The lawyer and classical liberal Bruno Leoni is, unfortunately, a lesser-known and undervalued thinker. Even among classical liberals and libertarians, there are very few who know his name or his work. In fact, this article only exists because I discovered him in a footnote of a source used for an earlier article.
When taking a moment to research him, one will find a tremendous list of accomplishments. Leoni was, as described in the foreword to the Liberty Fund edition of his Freedom and the Law, as “a scholar, lawyer, merchant, amateur architect, musician, art connoisseur, linguist, and … a defender of the principles of individual freedom.” He was the founding editor of the journal Il Politico, which ran from 1951 to 2014, and former President of the Mont Pelerin Society.
Of significance are his speeches and essays, several of which are contained in Freedom and the Law. In the first essay, “Which Freedom?”, he takes a much-needed and thorough look at what exactly is meant by “freedom.” Nearly everyone would gladly declare themselves in support of freedom and liberty, and yet there are always merciless and unending attacks on freedom.
But “freedom” has more than one definition. As Leoni points out, freedom is an abstract term, and therefore cannot be translated or conveyed as easily as terms describing physical objects. When talking about a table, most everyone shares a common understanding of what is and isn’t a table. Even with a language barrier, one need only point to a table and say “table,” and now the term table is understood to refer to the same thing as mesa.
But translating freedom is much more difficult. There is nothing to point to.

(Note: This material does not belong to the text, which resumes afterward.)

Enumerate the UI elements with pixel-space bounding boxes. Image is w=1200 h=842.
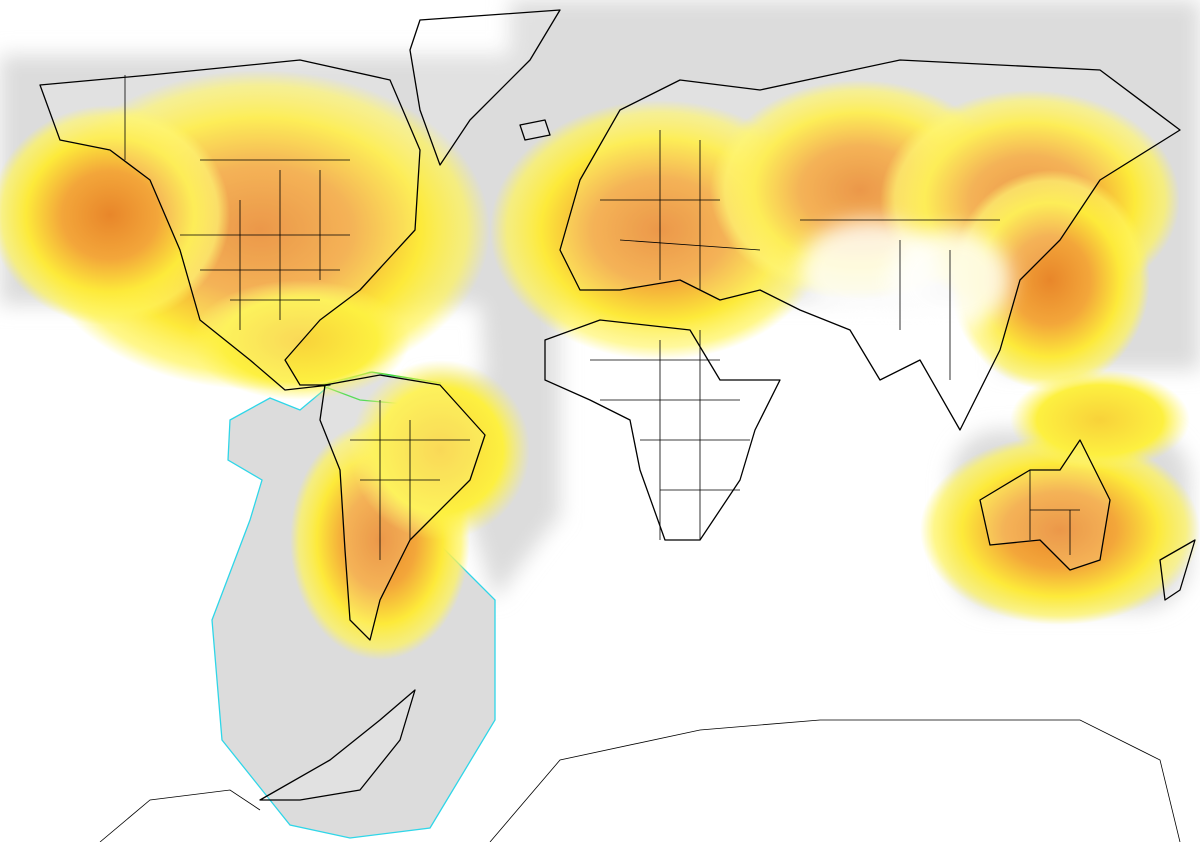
borders: [124, 75, 1080, 560]
coastlines: [39, 9, 1196, 842]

Instead, freedom must be described, and this is often done with examples of what does and what doesn’t count as a violation of freedom.
In a later essay, “Freedom and Constraint”, he points out how, regardless of specific definition, freedom is always used in a positive manner. Many talk about the freedom to choose, to speak, to express, to practice one’s religion, etc. Those are all good things. And they all imply freedom from constraint. But, as Leoni points out, to be poor is to be “free from money” and to be sick is to be “free from good health.” But these phrases are never used. In fact, they sound quite awkward. Though both these states exist, they are never described in such a way.
In “Voting Versus the Market”, Leoni contrasts the incentives of democracy and the incentives of market transactions. In the market, transactions are typically complementary. Supply and demand are not antagonists. Most decisions being made (outside of investments and gambling) have known results. There typically aren’t any losers in a transaction.
In democracy, it is voter will against voter will. The end result of a vote is uncertain, with clear winners and clear losers. The majority is satisfied, but up to 49% of voters are unsatisfied.
As the title of his book suggests, a significant portion of it is devoted to the relationship between freedom and the rule of law. His writing will challenge those who would take the simplistic view that law is the opposite of freedom. Like he did with freedom, he devotes time to analyze what exactly is meant by the rule of law.
Leoni’s work will make his readers stop and consider where he or she is standing. When aligning oneself in defense of an abstract concept, it is vital to firmly define the limits and boundaries of the concept. Bruno Leoni has put an incredible effort into doing this for freedom, and freedom in relation to the law.
All self-described defenders of freedom will benefit from reading Leoni, and will no doubt wonder why his name is not better-known among libertarians.